Selon les termes employés par UFC-Que choisir, le TGI rappelle également que le droit à la copie privée «s'impose aux auteurs et aux bénéficiaires des droits voisins quel que soit le support utilisé» . Et interdit ainsi à Warner d'utiliser, pour le CD concerné, «une mesure technique de protection empêchant la réalisation de copies privées sur tout support» . De con côté la Fnac est condamnée d'avoir commercialisé ce CD sans informer ses clients des restrictions induites par ces DRM. Les deux sociétés sont condamnées à verser 5000 euros à UFC-Que Choisir, et 59,50 euros de dommages et intérêts au consommateur.

Mais le 20 juin 2007, la cour d'appel de Paris infirme ce jugement, et déboute l'association et le consommateur. Selon elle, il n'est pas possible d'établir qu'il y a un vice caché sur le produit, car les plaignants n'ont pas apporté la preuve que le problème de lecture venait du CD et non du matériel de lecture.
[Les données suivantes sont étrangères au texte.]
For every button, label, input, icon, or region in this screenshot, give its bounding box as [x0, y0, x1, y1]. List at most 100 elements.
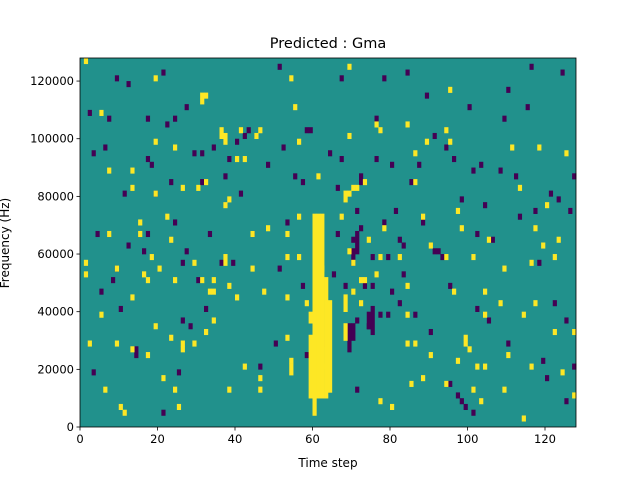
low-cell	[355, 317, 360, 324]
low-cell	[145, 156, 151, 163]
low-cell	[235, 138, 240, 145]
low-cell	[490, 236, 495, 243]
low-cell	[180, 317, 185, 324]
low-cell	[142, 248, 147, 255]
high-cell	[204, 328, 209, 336]
high-cell	[421, 213, 426, 220]
low-cell	[556, 196, 561, 203]
x-tick-label: 60	[305, 432, 320, 446]
high-cell	[552, 328, 557, 336]
low-cell	[277, 265, 282, 272]
plot-area	[79, 57, 577, 428]
high-cell	[467, 346, 472, 353]
high-cell	[424, 138, 430, 145]
low-cell	[393, 207, 399, 214]
low-cell	[277, 63, 282, 70]
low-cell	[370, 305, 375, 336]
high-cell	[444, 127, 449, 134]
high-cell	[153, 138, 158, 145]
high-cell	[556, 236, 561, 243]
high-cell	[479, 398, 484, 405]
high-cell	[428, 242, 433, 249]
low-cell	[180, 259, 185, 266]
high-cell	[258, 386, 263, 393]
low-cell	[335, 184, 340, 191]
high-cell	[304, 300, 309, 307]
low-cell	[246, 127, 251, 134]
low-cell	[188, 323, 193, 330]
low-cell	[386, 254, 391, 261]
high-cell	[99, 109, 104, 116]
x-tick-label: 20	[150, 432, 165, 446]
high-cell	[145, 352, 151, 359]
low-cell	[134, 352, 139, 359]
high-cell	[359, 300, 364, 307]
high-cell	[211, 288, 216, 295]
low-cell	[335, 230, 340, 238]
low-cell	[455, 392, 461, 399]
high-cell	[366, 236, 371, 243]
high-cell	[390, 403, 395, 411]
y-axis-label: Frequency (Hz)	[0, 198, 12, 289]
high-cell	[200, 98, 205, 105]
low-cell	[401, 271, 406, 278]
high-cell	[235, 294, 240, 301]
high-cell	[297, 213, 302, 220]
high-cell	[227, 282, 232, 289]
low-cell	[448, 282, 453, 289]
low-cell	[99, 288, 104, 295]
low-cell	[397, 300, 402, 307]
high-cell	[471, 254, 476, 261]
y-tick-label: 120000	[30, 74, 74, 88]
high-cell	[455, 357, 461, 364]
low-cell	[87, 109, 92, 116]
high-cell	[180, 184, 185, 191]
low-cell	[463, 403, 468, 411]
high-cell	[223, 202, 228, 209]
low-cell	[382, 75, 387, 82]
low-cell	[111, 277, 116, 284]
high-cell	[343, 190, 348, 203]
low-cell	[91, 150, 96, 157]
high-cell	[506, 352, 511, 359]
high-cell	[421, 375, 426, 382]
low-cell	[300, 179, 306, 186]
high-cell	[266, 225, 271, 232]
high-cell	[289, 363, 294, 376]
low-cell	[285, 219, 290, 226]
low-cell	[362, 282, 368, 289]
high-cell	[347, 248, 352, 255]
low-cell	[176, 369, 182, 376]
low-cell	[304, 127, 309, 134]
high-cell	[498, 300, 503, 307]
high-cell	[382, 225, 387, 232]
low-cell	[293, 173, 298, 180]
low-cell	[339, 75, 344, 82]
low-cell	[331, 271, 337, 278]
low-cell	[184, 248, 189, 255]
y-tick-label: 40000	[37, 305, 74, 319]
high-cell	[204, 92, 209, 99]
high-cell	[173, 386, 178, 393]
high-cell	[107, 167, 112, 174]
high-cell	[347, 190, 352, 197]
low-cell	[514, 173, 519, 180]
low-cell	[386, 311, 391, 318]
high-cell	[347, 63, 352, 70]
low-cell	[184, 104, 189, 111]
low-cell	[107, 115, 112, 122]
high-cell	[250, 265, 255, 272]
high-cell	[483, 363, 488, 370]
low-cell	[502, 115, 507, 122]
low-cell	[452, 156, 457, 163]
low-cell	[382, 219, 387, 226]
low-cell	[459, 196, 464, 203]
high-cell	[312, 213, 317, 399]
high-cell	[223, 132, 228, 145]
low-cell	[91, 369, 96, 376]
low-cell	[266, 161, 271, 168]
low-cell	[397, 236, 402, 243]
high-cell	[552, 254, 557, 261]
low-cell	[304, 352, 309, 359]
high-cell	[533, 300, 538, 307]
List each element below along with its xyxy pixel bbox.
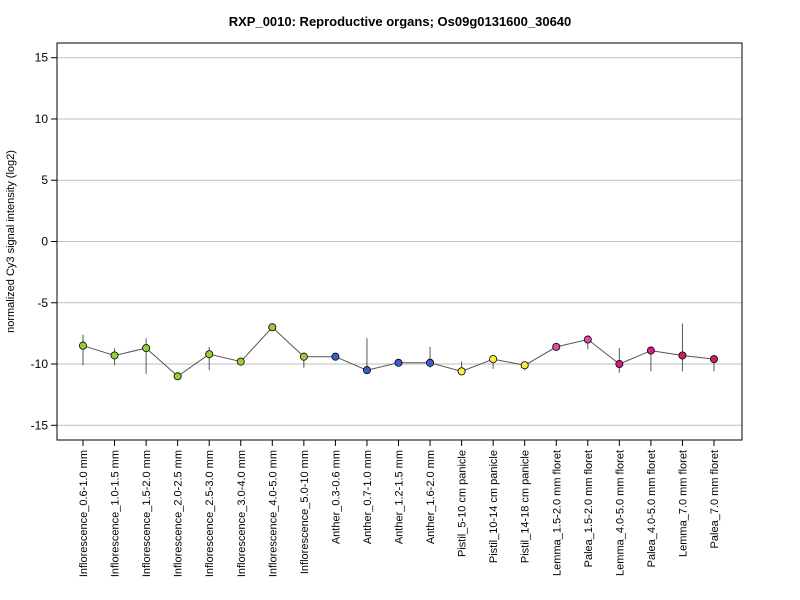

De plus, elle estime qu'il n'y a pas de manquement à l'obligation d'information, et que la présence de DRM (imprimée en petits caractères au verso) était clairement indiquée sur la pochette du CD.

Mais surtout la cour d'appel estime que «la nature juridique de la copie privée (...) ne constitue pas un droit mais une exception légale au principe de la prohibition de toute reproduction intégrale ou partielle d'une œuvre protégée faite sans le consentement du titulaire de droits d'auteur.» Elle en déduit que si l'exception de copie privée peut être utilisée «pour se défendre à une action, notamment en contrefaçon, elle ne saurait être invoquée, comme étant constitutive d'un droit, au soutien d'une action formée à titre principal.»

Le 27 novembre dernier, la cour de cassation a confirmé cet arrêt . Elle a notamment retenu que « la copie privée ne constitue pas un droit mais une exception légale» , et ne pouvait en conséquence que déclarer les demandes de Christophe R. irrecevables dans une action à titre principal.

Une «exception légale» qui a rapporté en 2006 plus de 150 millions d'euros. Et que les ayant droits souhaiteraient voir augmenter. Dans le cadre des discussions actuellement en cours avec la Commission pour la copie privée, ils ont ainsi réclamé une hausse de 15% sur l'ensemble des barèmes sur les supports vierges (CD, disque dur externe, clé USB, carte mémoire, etc.).

Sur le même sujet :

_ - Musique : Sacrifice de DRM pour faire passer la riposte graduée (23/10/2008)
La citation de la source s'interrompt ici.